Having the scalar system: \begin{cases} x(t+1)=ax(t)+b\eta(t)\\ y(t)=cx(t)+d\xi(t) \end{cases} where $\eta(t)=\text{WN}(0,1)$ and $\xi(t)=\text{WN}(0,1)$ are uncorrelated noises.
Why if $d=0$ and $c\neq0$, the variance of the Kalman filtering error is zero?
After the prediction step the variance of the estimate of $x(t)$ would be non-zero, assuming $b\neq0$. However, during the correction step the measurement $y(t)$ in this case allows one to perfectly reconstruct $x(t)$, since when $d=0$ it holds that $x(t)=y(t)/c$. The Kalman filter utilizes this information fully, which drives the variance of the estimate of $x(t)$ during this step to zero (for it to go up again in the prediction step, ect.).
In order to show this one can use the standard Kalman filter calculations. Namely, the prediction step is given by
\begin{align} \hat{x}_{k|k-1} &= F_k\,\hat{x}_{k-1|k-1} + B_k\,u_k, \\ P_{k|k-1} &= F_k\,P_{k-1|k-1}\,F_k^\top + Q_k, \end{align}
with in your case $F_k = a$, $B_k=0$ (there are no deterministic inputs in your system) and $Q_k = b^2$. Substituting this into the prediction equations and using that in your scalar case the matrices in the equations do commute yields
\begin{align} \hat{x}_{k|k-1} &= a\,\hat{x}_{k-1|k-1}, \\ P_{k|k-1} &= a^2\,P_{k-1|k-1} + b^2. \end{align}
So even if $P_{k-1|k-1} = 0$ then during the prediction phase $P_{k|k-1}$ would at least become equal to $b^2$.
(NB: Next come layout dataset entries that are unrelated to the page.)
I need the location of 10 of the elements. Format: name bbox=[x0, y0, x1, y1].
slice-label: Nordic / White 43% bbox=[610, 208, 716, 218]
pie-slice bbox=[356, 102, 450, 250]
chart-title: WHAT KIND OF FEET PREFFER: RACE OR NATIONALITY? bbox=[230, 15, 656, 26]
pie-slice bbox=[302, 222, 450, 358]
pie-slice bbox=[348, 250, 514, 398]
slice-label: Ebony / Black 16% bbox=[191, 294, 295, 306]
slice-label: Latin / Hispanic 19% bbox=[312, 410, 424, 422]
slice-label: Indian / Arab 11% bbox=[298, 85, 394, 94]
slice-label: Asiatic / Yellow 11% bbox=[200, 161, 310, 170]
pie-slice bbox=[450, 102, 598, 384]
Now, the correction step is given by
\begin{align} \tilde{y}_k &= y_k - H_k\,\hat{x}_{k|k-1}, \\ S_k &= H_k\,P_{k|k-1}\,H_k^\top + R_k, \\ K_k &= P_{k|k-1}\,H_k^\top S_k^{-1}, \\ \hat{x}_{k|k} &= \hat{x}_{k|k-1} + K_k\,\tilde{y}_k, \\ P_{k|k} &= (I - K_k\,H_k)\,P_{k|k-1}, \end{align}
with in your case $H_k = c$ and $R_k = d^2 = 0$. Substituting this into the correction equations and using that in your scalar case the matrices in the equations do commute yields
\begin{align} \tilde{y}_k &= y_k - c\,\hat{x}_{k|k-1}, \\ S_k &= c^2\,P_{k|k-1}, \\ K_k &= P_{k|k-1}\,\frac{c}{c^2\,P_{k|k-1}} = \frac{1}{c}, \\ \hat{x}_{k|k} &= \hat{x}_{k|k-1} + K_k\,\tilde{y}_k = \hat{x}_{k|k-1} + \frac{1}{c}\,(y_k - c\,\hat{x}_{k|k-1}) = \frac{y_k}{c}, \\ P_{k|k} &= (1 - K_k\,c)\,P_{k|k-1} = \left(1 - \frac{1}{c}\,c\right) P_{k|k-1} = 0. \end{align}
It can be noted that also in the non-scalar case it is possible to get $P_{k|k} = 0$. Namely, when $R_k = 0$ and $H_k$ is a square full rank $n$ by $n$ matrix (with $n$ the number of states in $x_k$).